Verordening (EEG) nr. 2084/80 van de Commissie van 31 juli 1980 betreffende de bepaling van de reële oprichtings- en beheerskosten van de producentengroeperingen en unies van producentengroeperingen
Verordening (EEG) nr. 2084/80 van de Commissie van 31 juli 1980 betreffende de bepaling van de reële oprichtings- en beheerskosten van de producentengroeperingen en unies van producentengroeperingen
VERORDENING (EEG) Nr. 2084/80 VAN DE COMMISSIE van 31 juli 1980 betreffende de bepaling van de reële oprichtings- en beheerskosten van de producentengroeperingen en unies van producentengroeperingen
DE COMMISSIE VAN DE EUROPESE GEMEENSCHAPPEN,
Gelet op het Verdrag tot oprichting van de Europese Economische Gemeenschap,
Gelet op Verordening (EEG) nr. 1360/78 van de Raad van 19 juni 1978 betreffende producentengroeperingen en unies van producentengroeperingen (1), en met name op artikel 11, lid 3,
Overwegende dat de Lid-Staten volgens artikel 10, lid 1, van Verordening (EEG) nr. 1360/78 aan de erkende producentengroeperingen en unies van producentengroeperingen voor de drie jaren volgende op de datum van de erkenning steun moeten verlenen ten einde de oprichting ervan te bevorderen en hun administratieve werking te vergemakkelijken ; dat het bedrag van deze steun voor het eerste, tweede en derde jaar niet meer mag bedragen dan respectievelijk 60, 40 en 20 % van de reële oprichtings- en beheerskosten van de producentengroeperingen en unies van producentengroeperingen ; dat met het oog op een correcte toepassing van de steunregeling deze kosten nader moeten worden omschreven;
Overwegende dat de in deze verordening vervatte maatregelen in overeenstemming zijn met het advies van het Permanent Comité voor de landbouwstructuur,
HEEFT DE VOLGENDE VERORDENING VASTGESTELD:
Artikel 1
1. De in artikel 10, lid 2, sub b), en lid 3, sub a), van Verordening (EEG) nr. 1360/78 bedoelde reële kosten voor oprichting en beheer zijn: a) kosten met betrekking tot de voorbereidende werkzaamheden voor de oprichting van een producentengroepering of unie van producentengroeperingen, evenals kosten voor het opmaken van de oprichtingsakte en de statuten of de wijzigingen daarvan overeenkomstig de in de artikelen 4, 5 en 6 van Verordening (EEG) nr. 1360/78 vastgestelde voorwaarden;
b) kosten van de controle op de naleving van de in artikel 6, lid 1, sub b), van Verordening (EEG) nr. 1360/78 genoemde voorschriften;
c) kosten van het administratief personeel (lonen en salarissen, opleidingskosten, premies voor sociale verzekering en kosten voor dienstreizen) evenals vergoedingen voor diensten en technische adviezen;
d) kosten voor correspondentie en telecommunicatie;
e) kosten voor kantoorbenodigdheden en afschrijving van de kantoorinrichtingen;
f) kosten voor het vervoer van het administratief personeel met voertuigen van de vereniging;
g) huurkosten of, in geval van koop, werkelijk betaalde rentekosten, evenals andere kosten en lasten voortvloeiende uit het gebruik van de gebouwen die dienen voor het administratieve beheer van de producentengroepering of unie van producentengroeperingen;
h) verzekeringspremies voor het vervoer van het administratief personeel, de kantoren en de inrichting daarvan.

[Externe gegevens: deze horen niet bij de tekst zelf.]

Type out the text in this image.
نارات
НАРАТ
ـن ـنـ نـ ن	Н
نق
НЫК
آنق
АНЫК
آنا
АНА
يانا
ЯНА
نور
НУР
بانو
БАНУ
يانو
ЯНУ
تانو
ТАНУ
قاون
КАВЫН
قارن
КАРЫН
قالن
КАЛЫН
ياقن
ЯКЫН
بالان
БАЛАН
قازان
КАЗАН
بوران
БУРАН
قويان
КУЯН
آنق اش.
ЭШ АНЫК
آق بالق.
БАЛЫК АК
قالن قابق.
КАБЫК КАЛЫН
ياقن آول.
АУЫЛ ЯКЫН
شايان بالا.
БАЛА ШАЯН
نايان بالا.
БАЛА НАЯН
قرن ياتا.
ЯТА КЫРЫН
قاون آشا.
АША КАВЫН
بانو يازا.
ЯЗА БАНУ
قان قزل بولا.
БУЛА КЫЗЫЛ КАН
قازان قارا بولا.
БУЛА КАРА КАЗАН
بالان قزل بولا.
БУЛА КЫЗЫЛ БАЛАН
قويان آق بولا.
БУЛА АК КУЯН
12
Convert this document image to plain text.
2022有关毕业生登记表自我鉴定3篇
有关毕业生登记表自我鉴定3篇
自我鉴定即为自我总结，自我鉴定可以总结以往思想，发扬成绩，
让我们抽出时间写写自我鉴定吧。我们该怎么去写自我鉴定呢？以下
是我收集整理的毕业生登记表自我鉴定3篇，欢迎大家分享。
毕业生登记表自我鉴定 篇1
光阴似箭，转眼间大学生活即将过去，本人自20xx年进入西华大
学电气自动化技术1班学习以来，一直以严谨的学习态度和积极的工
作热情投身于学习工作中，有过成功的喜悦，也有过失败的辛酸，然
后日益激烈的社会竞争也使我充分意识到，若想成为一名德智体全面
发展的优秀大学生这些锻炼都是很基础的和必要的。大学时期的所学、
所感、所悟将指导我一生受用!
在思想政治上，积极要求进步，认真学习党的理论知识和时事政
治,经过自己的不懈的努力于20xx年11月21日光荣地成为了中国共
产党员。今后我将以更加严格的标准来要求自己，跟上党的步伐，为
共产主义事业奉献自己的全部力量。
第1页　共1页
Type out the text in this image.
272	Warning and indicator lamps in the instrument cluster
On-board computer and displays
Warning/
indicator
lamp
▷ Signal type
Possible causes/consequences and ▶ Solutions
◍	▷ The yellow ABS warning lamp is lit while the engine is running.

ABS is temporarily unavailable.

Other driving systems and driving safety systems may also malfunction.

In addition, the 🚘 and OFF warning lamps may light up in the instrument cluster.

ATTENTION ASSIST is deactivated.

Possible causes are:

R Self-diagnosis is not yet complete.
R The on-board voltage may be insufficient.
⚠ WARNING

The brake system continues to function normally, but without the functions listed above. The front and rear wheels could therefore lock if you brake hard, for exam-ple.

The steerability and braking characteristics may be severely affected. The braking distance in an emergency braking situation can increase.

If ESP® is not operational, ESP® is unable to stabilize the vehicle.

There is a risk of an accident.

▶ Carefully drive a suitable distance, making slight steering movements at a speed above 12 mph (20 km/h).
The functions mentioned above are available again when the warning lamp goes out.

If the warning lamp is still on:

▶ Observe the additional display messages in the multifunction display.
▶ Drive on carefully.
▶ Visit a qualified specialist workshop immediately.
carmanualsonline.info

2. De producentengroepering of unie van producentengroeperingen mag het bedrag van deze kosten verdelen over de drie jaren gedurende welke de steun wordt verleend.
3. Van de in lid 1, sub c) tot en met h), genoemde kosten wordt voor de berekening van de steun slechts dat deel in aanmerking genomen dat door de bevoegde instanties van de Lid-Staat, rekening houdend met de uitvoering van de taken van de betrokken producentengroepering of unie van producentengroeperingen als bedoeld in Verordening (EEG) nr. 1360/78, verantwoord wordt geacht.
Artikel 2
Deze verordening treedt in werking op de derde dag volgende op die van haar bekendmaking in het Publikatieblad van de Europese Gemeenschappen.
Deze verordening is verbindend in al haar onderdelen en is rechtstreeks toepasselijk in elke Lid-Staat.
Gedaan te Brussel, 31 juli 1980.
Voor de Commissie
Finn GUNDELACH
Vice-Voorzitter (1)PB nr. L 166 van 19.6.1978, blz. 1.